End user authorization

This document describes the process of handling a user installation for your app.

For more information on managing the App Marketplace, reference:

• Installing and uninstalling apps from Marketplace
• Pre-approving and approving apps in Zoom App Marketplace
• Managing the Zoom App Marketplace

Requesting a user's authorization

A user may add an app using the Authorization URL or through the listing on the App Marketplace. Published apps may also be discovered and added within the Zoom client in the 'Apps' tab.

To prompt a user to authorize your app, direct them to your app's Authorization URL. This URL is formed from the base OAuth authorize endpoint (https://zoom.us/oauth/authorize), your app's information, details about the OAuth type, and any optional state parameters. For example:

https://zoom.us/oauth/authorize?response_type=code&client_id={your_client_ID}&redirect_uri={your_oauth_redirect_URL}

See OAuth 2.0 - Request user authorization for full details.

User-level apps may be added by any individual user on an account. They typically do not require additional role permissions, as their requested access is scoped to themselves.

Account-level apps (apps with admin) scopes must be authorized by a user with the corresponding account-level permissions. An app requesting the report:read:admin scope, for example, would need the admin-level Role Permissions to view Usage reports. See Using role management for more information.

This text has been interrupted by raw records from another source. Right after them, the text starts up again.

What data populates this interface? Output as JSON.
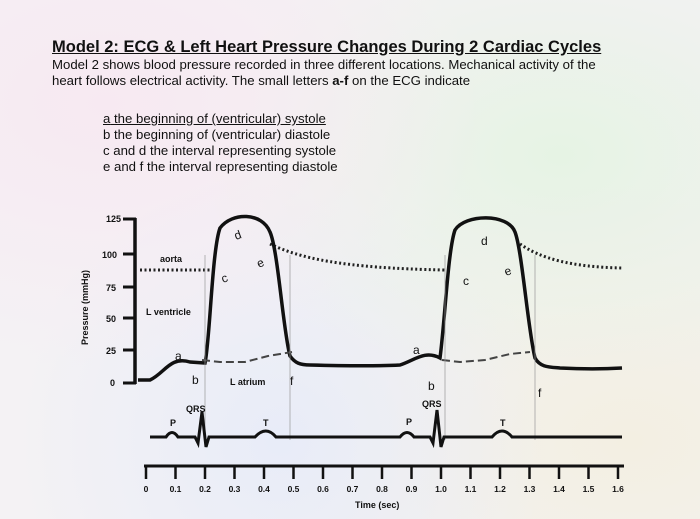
{
  "header": {
    "title": "Model 2: ECG & Left Heart Pressure Changes During 2 Cardiac Cycles",
    "intro": "Model 2 shows blood pressure recorded in three different locations. Mechanical activity of the heart follows electrical activity. The small letters",
    "intro_bold": "a-f",
    "intro_end": "on the ECG indicate"
  },
  "definitions": [
    {
      "letter": "a",
      "text": "the beginning of (ventricular) systole"
    },
    {
      "letter": "b",
      "text": "the beginning of (ventricular) diastole"
    },
    {
      "letter": "c and d",
      "text": "the interval representing systole"
    },
    {
      "letter": "e and f",
      "text": "the interval representing diastole"
    }
  ],
  "chart": {
    "ylabel": "Pressure (mmHg)",
    "xlabel": "Time (sec)",
    "yticks": [
      "125",
      "100",
      "75",
      "50",
      "25",
      "0"
    ],
    "xticks": [
      "0",
      "0.1",
      "0.2",
      "0.3",
      "0.4",
      "0.5",
      "0.6",
      "0.7",
      "0.8",
      "0.9",
      "1.0",
      "1.1",
      "1.2",
      "1.3",
      "1.4",
      "1.5",
      "1.6"
    ],
    "labels": {
      "aorta": "aorta",
      "lventricle": "L ventricle",
      "latrium": "L atrium",
      "qrs1": "QRS",
      "qrs2": "QRS",
      "p1": "P",
      "p2": "P",
      "t1": "T",
      "t2": "T"
    },
    "cycle1": {
      "a": "a",
      "b": "b",
      "c": "c",
      "d": "d",
      "e": "e",
      "f": "f"
    },
    "cycle2": {
      "a": "a",
      "b": "b",
      "c": "c",
      "d": "d",
      "e": "e",
      "f": "f"
    }
  },
  "colors": {
    "text": "#111111",
    "curve": "#111111",
    "dotted": "#222222"
  }
}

Pre-approval request flow for users

A Zoom account may require an app be pre-approved by a Marketplace admin before the end user may authorize it. If your app has not been pre-approved by the end user's Marketplace admin, the user may request pre-approval from the admin.

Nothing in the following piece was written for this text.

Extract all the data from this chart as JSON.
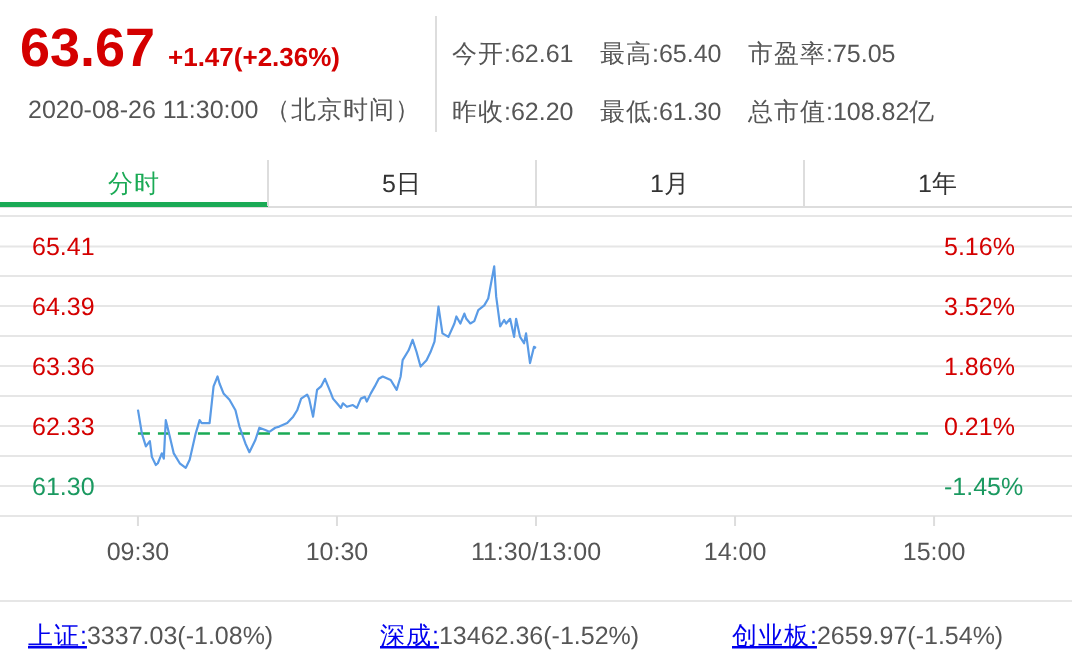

For a user's guide to app pre-approval, see Pre-approving and approving apps in Zoom App Marketplace.

Deauthorization

All apps made available to end users must provide the proper ability for users to remove or deauthorize the app and receive deauthorization notifications from Zoom.

When a user chooses to remove or deauthorize a public app, Zoom sends a Deauthorization Event Notification as an HTTP POST request to the app's Deauthorization Notification Endpoint URL. This signed request contains information on the User and the time of deauthorization.

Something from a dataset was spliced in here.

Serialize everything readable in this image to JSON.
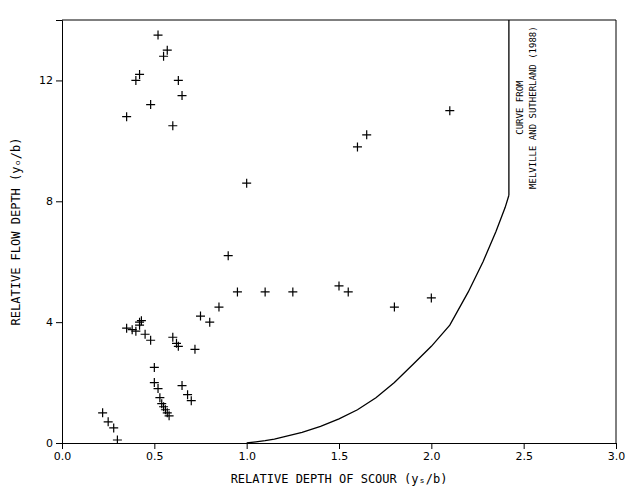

All apps published publicly to the Zoom App Marketplace receive a webhook notification for each user deauthorization event.

Private apps or apps in development do not trigger deauthorization notifications.

Below is an example Deauthorization request body, sent to an app's Deauthorization Notification Endpoint URL:

{
    "event": "app_deauthorized",
    "payload": {
        "account_id": "EabCDEFghiLHMA",
        "user_id": "z9jkdsfsdfjhdkfjQ",
        "signature": "827edc3452044f0bc86bdd5684afb7d1e6becfa1a767f24df1b287853cf73000",
        "deauthorization_time": "2019-06-17T13:52:28.632Z",
        "client_id": "ADZ9k9bTWmGUoUbECUKU_a"
    }
}

Security validation

It is highly recommended for all apps to verify that requests received by the Deauthorization Notification Endpoint URL are requests sent from Zoom to prevent vulnerability to denial-of-service attacks.

The verification token will be deprecated in October 2023. We recommend that you replace the verification token with the secret token to verify event notifications from Zoom. See Using Webhooks - verify webhook events for details.

Active Apps Notifier (AAN)

Active Apps Notifier (AAN) is an in-meeting and in-webinar feature of the Zoom client. It informs users about Marketplace apps that have real-time access to content and user data shared during an ongoing meeting or a webinar. AAN displays icons along with a tooltip in the meeting/webinar window when a host or another participant uses an app that has real-time access to meeting/webinar content (audio, video or chat).

With AAN, users in a meeting or a webinar can see the app that is accessing content, the type of the content that is being accessed along with information regarding the account that approved the app.

The AAN feature is supported in 5.6.7 and higher versions of the Zoom desktop client, Zoom mobile app, Zoom Rooms for Conference Room and the Zoom web client.

The Zoom Meeting SDK version 5.9.0 and higher supports the AAN. See the Active Apps Notifier use case in the UI legal notices page for Meeting SDK for details.